Ex-Priest's Pedophilia Trial Winding down
By Jean Guccione
Los Angeles Times
February 9, 2006
The sworn testimony of eight men who said they were victims of admitted sexual predator Michael Edwin Wempe is more than enough evidence to convict the retired Roman Catholic priest, a prosecutor told jurors this morning.
"As you can see, ladies and gentleman, the defendant's crimes are terrible," Deputy Dist. Atty. Todd Hicks said today. "His sins are terrible. He has wrecked peoples' lives. He has caused a lot of pain.
"It's time the defendant pays for his sins."
Wempe is now on trial before a Los Angeles County Superior Court jury on five counts of molestation. If convicted, he could face up to 16 years in prison.
Closing arguments were wrapping up. The trial was ending as it began three weeks ago: Wempe, 66, sitting red-faced, silently weeping as he heard the allegations from a series of men he admits he molested as boys.
Wempe has denied harming the one victim he's on trial for molesting. He cannot legally be prosecuted for the other cases.
The defense lawyers pleaded with jurors to judge Wempe on the present charges, not his past admissions.
"Just consider the facts and the law," argued defense attorney Leonard Levine. "I'm sure you will come to the right verdict and that verdict can only be not guilty."
Hicks called Wempe an "unrepentant child molester who will not change his ways."
In 2003, Wempe was charged with molesting children from 1977 to 1986. But the U.S. Supreme Court ruled that a California law allowing old prosecutions was invalid. Wempe was set free.
Last year, Wempe admitted, through his lawyer, that he had molested the 13 boys during the 1970s and '80s. The admission came as part of an attempt to limit damaging testimony in the current trial about old abuse cases.
The previous victims' testimony highlighted how, in parish after parish, the priest surrounded himself with boys -- and for years no church officials seemed to express concern or intervene.

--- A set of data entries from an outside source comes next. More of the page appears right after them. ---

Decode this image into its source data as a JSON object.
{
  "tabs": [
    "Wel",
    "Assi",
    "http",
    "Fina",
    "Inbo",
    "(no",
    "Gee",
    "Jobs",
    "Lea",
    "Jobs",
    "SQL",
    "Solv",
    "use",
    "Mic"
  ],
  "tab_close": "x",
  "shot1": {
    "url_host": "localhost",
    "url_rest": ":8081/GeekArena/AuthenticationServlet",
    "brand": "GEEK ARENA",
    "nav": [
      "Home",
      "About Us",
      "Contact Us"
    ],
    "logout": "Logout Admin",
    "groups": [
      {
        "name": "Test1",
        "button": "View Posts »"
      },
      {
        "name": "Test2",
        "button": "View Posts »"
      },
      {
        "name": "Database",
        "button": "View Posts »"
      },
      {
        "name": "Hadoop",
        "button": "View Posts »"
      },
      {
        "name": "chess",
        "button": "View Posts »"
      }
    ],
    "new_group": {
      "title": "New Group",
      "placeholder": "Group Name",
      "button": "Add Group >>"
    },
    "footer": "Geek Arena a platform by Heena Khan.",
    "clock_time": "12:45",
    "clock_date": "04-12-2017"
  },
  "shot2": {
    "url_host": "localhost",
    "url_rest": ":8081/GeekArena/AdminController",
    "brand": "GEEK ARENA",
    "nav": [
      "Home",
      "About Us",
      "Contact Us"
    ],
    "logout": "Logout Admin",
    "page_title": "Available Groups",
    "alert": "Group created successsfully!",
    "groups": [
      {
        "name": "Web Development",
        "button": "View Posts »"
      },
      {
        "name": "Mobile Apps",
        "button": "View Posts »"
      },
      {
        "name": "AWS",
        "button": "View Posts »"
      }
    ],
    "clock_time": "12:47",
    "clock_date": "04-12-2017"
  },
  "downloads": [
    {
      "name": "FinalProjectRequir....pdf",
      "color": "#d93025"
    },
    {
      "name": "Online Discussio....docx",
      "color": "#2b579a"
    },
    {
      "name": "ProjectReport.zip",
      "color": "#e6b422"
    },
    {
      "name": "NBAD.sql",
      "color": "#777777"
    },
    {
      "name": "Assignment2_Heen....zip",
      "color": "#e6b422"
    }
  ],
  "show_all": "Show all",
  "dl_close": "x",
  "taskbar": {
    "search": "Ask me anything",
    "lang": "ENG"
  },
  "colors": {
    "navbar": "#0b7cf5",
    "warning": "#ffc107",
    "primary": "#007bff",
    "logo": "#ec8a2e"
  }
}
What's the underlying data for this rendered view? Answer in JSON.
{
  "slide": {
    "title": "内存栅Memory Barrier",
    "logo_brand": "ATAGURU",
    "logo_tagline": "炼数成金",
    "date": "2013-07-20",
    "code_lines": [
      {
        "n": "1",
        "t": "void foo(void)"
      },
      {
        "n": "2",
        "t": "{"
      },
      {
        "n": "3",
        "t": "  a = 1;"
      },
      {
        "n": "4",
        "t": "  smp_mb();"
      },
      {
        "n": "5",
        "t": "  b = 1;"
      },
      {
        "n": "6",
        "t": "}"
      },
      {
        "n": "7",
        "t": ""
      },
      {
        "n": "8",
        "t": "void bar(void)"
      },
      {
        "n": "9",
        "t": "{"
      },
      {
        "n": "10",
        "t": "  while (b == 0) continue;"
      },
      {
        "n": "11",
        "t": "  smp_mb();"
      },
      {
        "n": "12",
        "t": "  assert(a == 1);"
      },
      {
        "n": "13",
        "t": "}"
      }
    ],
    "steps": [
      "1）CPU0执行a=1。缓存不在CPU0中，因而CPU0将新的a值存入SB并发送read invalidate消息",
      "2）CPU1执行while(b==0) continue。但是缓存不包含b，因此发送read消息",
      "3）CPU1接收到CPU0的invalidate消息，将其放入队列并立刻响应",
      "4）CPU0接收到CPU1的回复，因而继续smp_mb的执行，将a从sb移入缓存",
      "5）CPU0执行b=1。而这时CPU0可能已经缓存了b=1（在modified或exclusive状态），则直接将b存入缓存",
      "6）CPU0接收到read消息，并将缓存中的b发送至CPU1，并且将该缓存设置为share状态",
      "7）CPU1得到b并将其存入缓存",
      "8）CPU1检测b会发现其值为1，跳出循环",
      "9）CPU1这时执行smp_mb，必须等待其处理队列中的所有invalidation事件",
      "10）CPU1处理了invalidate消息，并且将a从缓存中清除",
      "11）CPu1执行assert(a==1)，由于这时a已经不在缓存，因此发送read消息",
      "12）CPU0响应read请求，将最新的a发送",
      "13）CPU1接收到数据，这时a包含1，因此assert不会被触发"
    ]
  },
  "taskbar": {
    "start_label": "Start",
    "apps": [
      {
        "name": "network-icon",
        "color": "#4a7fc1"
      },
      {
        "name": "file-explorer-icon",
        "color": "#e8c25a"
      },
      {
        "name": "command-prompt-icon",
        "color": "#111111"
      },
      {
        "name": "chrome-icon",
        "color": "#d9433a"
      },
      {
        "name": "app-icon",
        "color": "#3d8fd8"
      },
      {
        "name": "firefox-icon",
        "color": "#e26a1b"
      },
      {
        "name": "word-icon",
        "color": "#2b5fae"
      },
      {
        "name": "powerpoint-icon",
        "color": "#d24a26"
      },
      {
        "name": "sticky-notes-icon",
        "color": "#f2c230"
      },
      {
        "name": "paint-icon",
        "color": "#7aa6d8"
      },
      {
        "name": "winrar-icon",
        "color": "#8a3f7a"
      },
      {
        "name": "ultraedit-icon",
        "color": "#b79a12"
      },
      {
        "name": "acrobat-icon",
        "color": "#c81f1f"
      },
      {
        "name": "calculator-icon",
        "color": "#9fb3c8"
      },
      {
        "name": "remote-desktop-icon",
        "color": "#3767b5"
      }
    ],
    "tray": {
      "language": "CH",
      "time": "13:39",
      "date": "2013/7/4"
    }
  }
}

The allegations that the church did not act could prove pivotal not just to Wempe's fate, but also to the Los Angeles Archdiocese, which is facing more than 560 lawsuits charging that it failed to protect children from abusive priests.
Wempe's defense is that he used to be a pedophile but that he was cured after Cardinal Roger M. Mahony sent him to therapy in 1987. The next year, Mahony assigned him to be chaplain at Cedars-Sinai Medical Center -- a decision Mahony now says was a mistake. Wempe remained there until 2002, when Mahony asked him to retire.